La gendarme m’avait tendu une languette en plastique bleu qu’il avait fallu que je gratte sur la langue pendant une dizaine de minutes. Elle avait récupéré l’objet, le jeune flic avait demandé : c’est bon ? Elle avait dit : c’est bon. Il n’y avait pas d’alcool dans mon sang, pas de stupéfiants sur ma langue. Mes tongs aux pieds — le gars du 77 me dirait après : on aurait dû l’écrire sur le constat, vous êtes en tort, on n’a pas le droit de conduire pieds nus, il faut des chaussures à lacets, montrant les siennes qui étaient aussi parfaites que sa conduite, manifestement —, les cheveux bouclés, blonds, décolorés par l’océan. On leur avait souhaité de bonnes vacances, ils en avaient fait de même — ils étaient quatre dans la voiture, et la femme du gars du 77 avait un truc dans le regard, qui disait : je suis intelligente et mon mari est un con. Et qui me remerciait de ne pas en rajouter.
Éric avait dit après : on paye une assurance, c’est pour ces cas-là.
Il avait dit : il n’y a pas de dommages, pas de dégâts, pas de blessés.

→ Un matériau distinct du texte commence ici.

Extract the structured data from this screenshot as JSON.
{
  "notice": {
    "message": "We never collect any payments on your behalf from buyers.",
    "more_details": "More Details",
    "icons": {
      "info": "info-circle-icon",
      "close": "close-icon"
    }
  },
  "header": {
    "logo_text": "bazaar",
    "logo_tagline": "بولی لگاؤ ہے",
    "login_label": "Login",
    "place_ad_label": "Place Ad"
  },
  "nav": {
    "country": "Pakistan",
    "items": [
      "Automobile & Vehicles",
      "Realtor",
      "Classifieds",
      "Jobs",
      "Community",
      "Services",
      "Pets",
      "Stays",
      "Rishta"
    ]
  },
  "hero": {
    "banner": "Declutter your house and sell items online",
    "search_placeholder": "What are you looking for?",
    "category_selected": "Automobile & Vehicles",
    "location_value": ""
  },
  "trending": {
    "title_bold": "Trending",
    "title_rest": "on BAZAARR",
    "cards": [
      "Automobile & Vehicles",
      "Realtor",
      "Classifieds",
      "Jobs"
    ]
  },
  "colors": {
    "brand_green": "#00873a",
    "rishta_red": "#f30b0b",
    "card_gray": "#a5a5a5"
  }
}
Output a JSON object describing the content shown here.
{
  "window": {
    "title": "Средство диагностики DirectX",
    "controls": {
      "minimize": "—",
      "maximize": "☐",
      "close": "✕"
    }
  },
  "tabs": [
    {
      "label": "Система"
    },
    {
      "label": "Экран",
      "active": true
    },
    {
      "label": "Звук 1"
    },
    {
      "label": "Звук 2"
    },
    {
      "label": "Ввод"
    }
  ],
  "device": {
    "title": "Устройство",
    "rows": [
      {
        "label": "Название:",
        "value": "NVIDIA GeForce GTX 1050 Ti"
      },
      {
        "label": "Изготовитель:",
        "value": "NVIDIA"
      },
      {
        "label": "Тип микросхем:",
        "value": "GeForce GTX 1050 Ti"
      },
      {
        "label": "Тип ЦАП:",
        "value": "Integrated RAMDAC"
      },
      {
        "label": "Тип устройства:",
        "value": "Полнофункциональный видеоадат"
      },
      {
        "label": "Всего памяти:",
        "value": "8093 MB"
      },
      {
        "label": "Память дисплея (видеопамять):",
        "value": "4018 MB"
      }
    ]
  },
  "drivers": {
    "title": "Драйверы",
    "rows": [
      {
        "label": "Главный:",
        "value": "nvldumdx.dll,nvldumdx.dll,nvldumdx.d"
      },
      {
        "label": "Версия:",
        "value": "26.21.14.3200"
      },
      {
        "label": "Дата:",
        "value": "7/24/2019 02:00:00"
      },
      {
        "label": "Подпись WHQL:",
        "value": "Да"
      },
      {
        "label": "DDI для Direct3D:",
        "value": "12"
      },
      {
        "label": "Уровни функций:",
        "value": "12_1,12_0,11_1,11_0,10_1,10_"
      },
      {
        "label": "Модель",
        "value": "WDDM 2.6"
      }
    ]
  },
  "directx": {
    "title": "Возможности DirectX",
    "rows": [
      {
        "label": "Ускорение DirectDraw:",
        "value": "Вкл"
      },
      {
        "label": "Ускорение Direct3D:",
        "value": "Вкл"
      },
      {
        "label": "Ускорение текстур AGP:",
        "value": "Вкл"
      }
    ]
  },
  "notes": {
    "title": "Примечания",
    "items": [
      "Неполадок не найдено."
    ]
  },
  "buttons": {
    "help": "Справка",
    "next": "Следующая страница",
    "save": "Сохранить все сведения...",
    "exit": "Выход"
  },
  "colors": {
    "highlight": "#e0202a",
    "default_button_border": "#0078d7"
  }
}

Il m’avait rappelé que ce n’était pas la première fois que je m’emmêlais les pédales avec l’automatique, et c’était vrai : parfois, je ne savais plus trop si j’étais au point mort ou en marche, parce que la voiture avance tellement doucement que l’on ne s’en rend pas compte. Il avait dit qu’il fallait que je sois plus concentré, sur ma conduite. Je lui avais rappelé que j’avais douze points sur mon permis et que lui n’en avait plus, ni de points ni de permis, pour les six mois à venir. Ce n’était pas agressif, mais c’était la vérité : aucun accident de la route en trente ans de conduite pour ma part, et une folle qui gueulait que j’avais fait exprès de foncer dans une voiture immatriculée 77.

Un jour, les mort-vivants attaqueront.
Le premier jour, je serai anesthésié, inutile. Je laisserai gérer, au début.